Penggunaan AI dalam Pemilu, yang Menggembirakan dan Menakutkan
Sabtu, 03 Februari 2024 - 10:26 WIB
Permasalahan dalam strategi tersebut adalah pada sifat kampanye yang terselubung dan pesan politik yang tidak tulus. Misalnya pemilih lawan akan mendapatkan pesan khusus sesuai prediksi akan kerentanan mereka terhadap pendapat.
Strategi ini akan cocok untuk presiden yang memiliki janji kampanye yang fleksibel. Kuncinya hanyalah menemukan pemicu emosional bagi setiap orang untuk mengambil suatu tindakan.
Dampak buruk AI yang perlu juga dicermati adalah perang informasi propaganda berskala besar yang tidak akan bagus untuk kedaulatan suatu negara.
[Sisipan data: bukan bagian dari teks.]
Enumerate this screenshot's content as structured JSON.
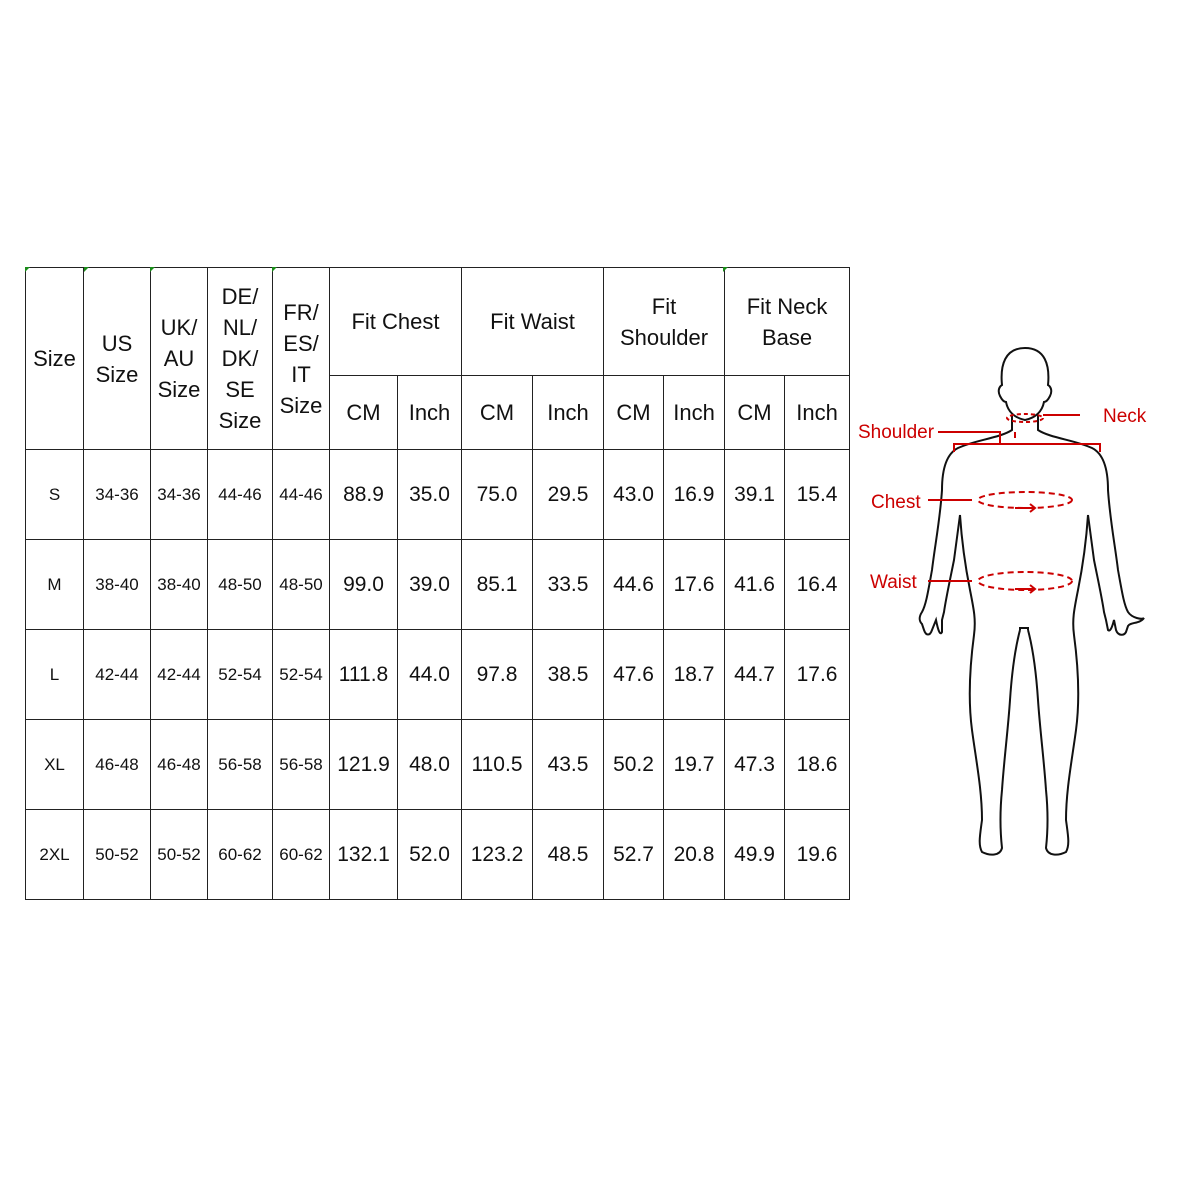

Jika metode ini terus digunakan secara tidak benar untuk propaganda, memanipulasi pemilih dan penggunaan secara tidak benar lainya akan menimbulkan perpecahan dan mengancam kedaulatan suatu negara.
Foto:Tiktok @partainasdem
Propaganda ini misalnya adalah penggunaan bot untuk penyebaran #MacronLeaks ke media sosial beberapa hari sebelum pemilihan Presiden Prancis. Mereka menyebarkan laporan palsu pada platform Facebook dan X untuk membangun narasi dan persepsi pengguna media sosial bahwa Emmanuel Macron adalah seorang penipu dan munafik. Hal tersebut merupakan strategi untuk mendorong topik yang sedang tren dan mendominasi di media sosial.
Penggunaan AI yang disalahgunakan juga terjadi dalam referendum Brexit dan pemilihan Presiden AS pada 2016. Terdapat bukti teknologi AI disalahgunakan secara sistematis untuk memanipulasi masyarakat. Beberapa orang juga mengklaim bahwa teknologi AI merupakan penentu dalam hasil referendum dan pemilihan umum.
Di Indonesia, terdapat juga beberapa kasus penggunaan AI untuk menjatuhkan elektabilitas tokoh-tokoh penting, yang ada di masyarakat lewat media sosial.Misalnya baru baru ini terdapat video pidato Presiden Joko Widodo yang sedang berpidato, tapi suaranya diubah menjadi menggunakan bahasa China.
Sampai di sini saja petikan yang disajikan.